I am repeatedly drawn back to the global competencies of being able to effectively communicate thoughts and ideas and having the ability to recognize, appreciate and understand multiple perspectives. Yes, a globally competent person explores and investigates the world and takes action to make the world a better place. But if we first cannot communicate our ideas or grasp multiple perspectives our investigations and desire to take action we'll fall short and be ill-informed.
I was moved, in many ways, by this week’s readings, especially the segment from, In My Father’s House: the African Philosophy of Culture, and Cosmopolitan Patriots by Kuwame Appiah.
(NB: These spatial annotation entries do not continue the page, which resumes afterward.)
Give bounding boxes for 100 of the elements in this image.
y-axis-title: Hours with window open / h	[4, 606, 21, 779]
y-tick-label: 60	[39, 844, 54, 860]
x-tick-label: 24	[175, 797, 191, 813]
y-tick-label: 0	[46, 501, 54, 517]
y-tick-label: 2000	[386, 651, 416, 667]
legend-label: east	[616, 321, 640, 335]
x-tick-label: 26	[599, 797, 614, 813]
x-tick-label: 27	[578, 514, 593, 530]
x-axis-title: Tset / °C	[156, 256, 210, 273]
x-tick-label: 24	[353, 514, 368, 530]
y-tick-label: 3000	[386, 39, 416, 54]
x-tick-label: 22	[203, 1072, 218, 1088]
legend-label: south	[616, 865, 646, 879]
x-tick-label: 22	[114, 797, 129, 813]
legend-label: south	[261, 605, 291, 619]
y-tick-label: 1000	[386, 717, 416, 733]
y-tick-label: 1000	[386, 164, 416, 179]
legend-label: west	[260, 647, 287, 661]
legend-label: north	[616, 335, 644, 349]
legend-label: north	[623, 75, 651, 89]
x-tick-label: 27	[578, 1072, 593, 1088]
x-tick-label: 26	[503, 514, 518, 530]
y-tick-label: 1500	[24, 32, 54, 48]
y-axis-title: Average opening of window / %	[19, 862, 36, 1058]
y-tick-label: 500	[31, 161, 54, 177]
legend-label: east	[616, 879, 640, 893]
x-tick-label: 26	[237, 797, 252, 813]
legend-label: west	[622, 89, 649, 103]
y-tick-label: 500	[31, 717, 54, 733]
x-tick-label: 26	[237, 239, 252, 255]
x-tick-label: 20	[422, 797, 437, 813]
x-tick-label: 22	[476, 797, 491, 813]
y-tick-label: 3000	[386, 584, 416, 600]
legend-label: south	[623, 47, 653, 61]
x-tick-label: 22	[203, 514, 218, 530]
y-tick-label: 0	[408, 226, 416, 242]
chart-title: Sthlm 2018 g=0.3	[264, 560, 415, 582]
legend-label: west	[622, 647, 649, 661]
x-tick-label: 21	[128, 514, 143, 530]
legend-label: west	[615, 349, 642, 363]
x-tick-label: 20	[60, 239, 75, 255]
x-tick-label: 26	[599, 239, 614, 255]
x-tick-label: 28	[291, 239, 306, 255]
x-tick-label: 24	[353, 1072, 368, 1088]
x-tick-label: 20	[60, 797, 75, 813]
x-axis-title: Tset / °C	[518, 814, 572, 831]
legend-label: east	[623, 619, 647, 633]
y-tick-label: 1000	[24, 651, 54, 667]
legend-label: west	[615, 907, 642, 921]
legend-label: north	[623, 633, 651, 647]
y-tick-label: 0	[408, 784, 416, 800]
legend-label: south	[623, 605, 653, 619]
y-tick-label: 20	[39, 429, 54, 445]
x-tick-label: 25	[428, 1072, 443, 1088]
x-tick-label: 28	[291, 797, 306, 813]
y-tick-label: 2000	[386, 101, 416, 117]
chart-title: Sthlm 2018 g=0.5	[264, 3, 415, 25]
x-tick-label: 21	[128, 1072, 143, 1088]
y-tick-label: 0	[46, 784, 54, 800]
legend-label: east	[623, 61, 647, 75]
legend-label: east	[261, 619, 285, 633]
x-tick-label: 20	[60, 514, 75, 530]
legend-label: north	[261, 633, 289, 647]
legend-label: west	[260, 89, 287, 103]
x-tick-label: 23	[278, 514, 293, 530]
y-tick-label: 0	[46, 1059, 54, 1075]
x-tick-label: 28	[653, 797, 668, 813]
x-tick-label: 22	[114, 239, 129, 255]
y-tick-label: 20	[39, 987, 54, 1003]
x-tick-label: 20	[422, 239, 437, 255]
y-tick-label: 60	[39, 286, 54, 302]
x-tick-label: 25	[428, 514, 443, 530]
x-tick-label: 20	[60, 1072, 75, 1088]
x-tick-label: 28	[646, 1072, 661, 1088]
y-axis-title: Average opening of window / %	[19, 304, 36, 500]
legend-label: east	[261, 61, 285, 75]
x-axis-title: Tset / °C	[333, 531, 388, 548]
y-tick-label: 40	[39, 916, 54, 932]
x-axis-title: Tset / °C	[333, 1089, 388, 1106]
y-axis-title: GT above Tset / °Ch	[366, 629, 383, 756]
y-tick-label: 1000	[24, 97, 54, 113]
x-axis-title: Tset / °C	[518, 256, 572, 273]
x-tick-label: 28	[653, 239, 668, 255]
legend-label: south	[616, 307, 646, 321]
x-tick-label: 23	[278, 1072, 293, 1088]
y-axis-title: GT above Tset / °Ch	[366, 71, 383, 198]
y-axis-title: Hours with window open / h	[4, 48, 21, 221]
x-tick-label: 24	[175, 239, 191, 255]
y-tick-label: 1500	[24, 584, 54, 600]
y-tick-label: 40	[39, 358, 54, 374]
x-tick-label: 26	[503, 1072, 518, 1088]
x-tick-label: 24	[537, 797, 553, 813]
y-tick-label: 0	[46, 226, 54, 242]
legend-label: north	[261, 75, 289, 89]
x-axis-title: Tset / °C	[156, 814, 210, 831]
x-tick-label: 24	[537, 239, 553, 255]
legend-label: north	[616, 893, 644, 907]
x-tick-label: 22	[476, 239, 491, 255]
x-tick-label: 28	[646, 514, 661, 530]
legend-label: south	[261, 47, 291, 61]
His father's sentiments to remember that we are all citizens of the world and that we should “be a great lover of mankind, to have an abiding desire to see mankind, under God, and fulfill its highest destiny” in me a sense of hope, as all profound statements should do.
As I moved along in the readings, my understanding of the United States grew. I recognize that so many of the, let's call them European descendent Americans, react to immigration and the influx and multitude of different cultural ideas, religious ideologies, etc., that they don't understand and have no desire to understand, comes from a place of fear. Fear of losing their majority, fear of the unknown, fear of losing control, fear of change, and from a place of isolationist desires and ignorance. This group of Americans does indeed want an American culture, a fantasy tribe, defined by them, that every American must abide by, accept, and profess, of shared values, beliefs and ideals. They fail and have no interest in appreciating or understanding any other perspectives, much less multiple perspectives. They feel threatened by change and have cemented their ideas of what America should be on a foundation of fear. This resistance to even recognize other perspectives limits their ability to communicate effectively, thereby creating walls of resistance.
Appiah’s explanation that, “our democratic traditions require us to engage respectfully with our fellow citizens who disagree with us,” supports his assertion that America's political values should have a weight of their own. By focusing our attention, not on my fantasy culture, but on our political values we can then accept and abide by its laws, debate our differences and come to a better understanding of our country as a whole embracing its uniqueness and upholding the political values on which we can all agree.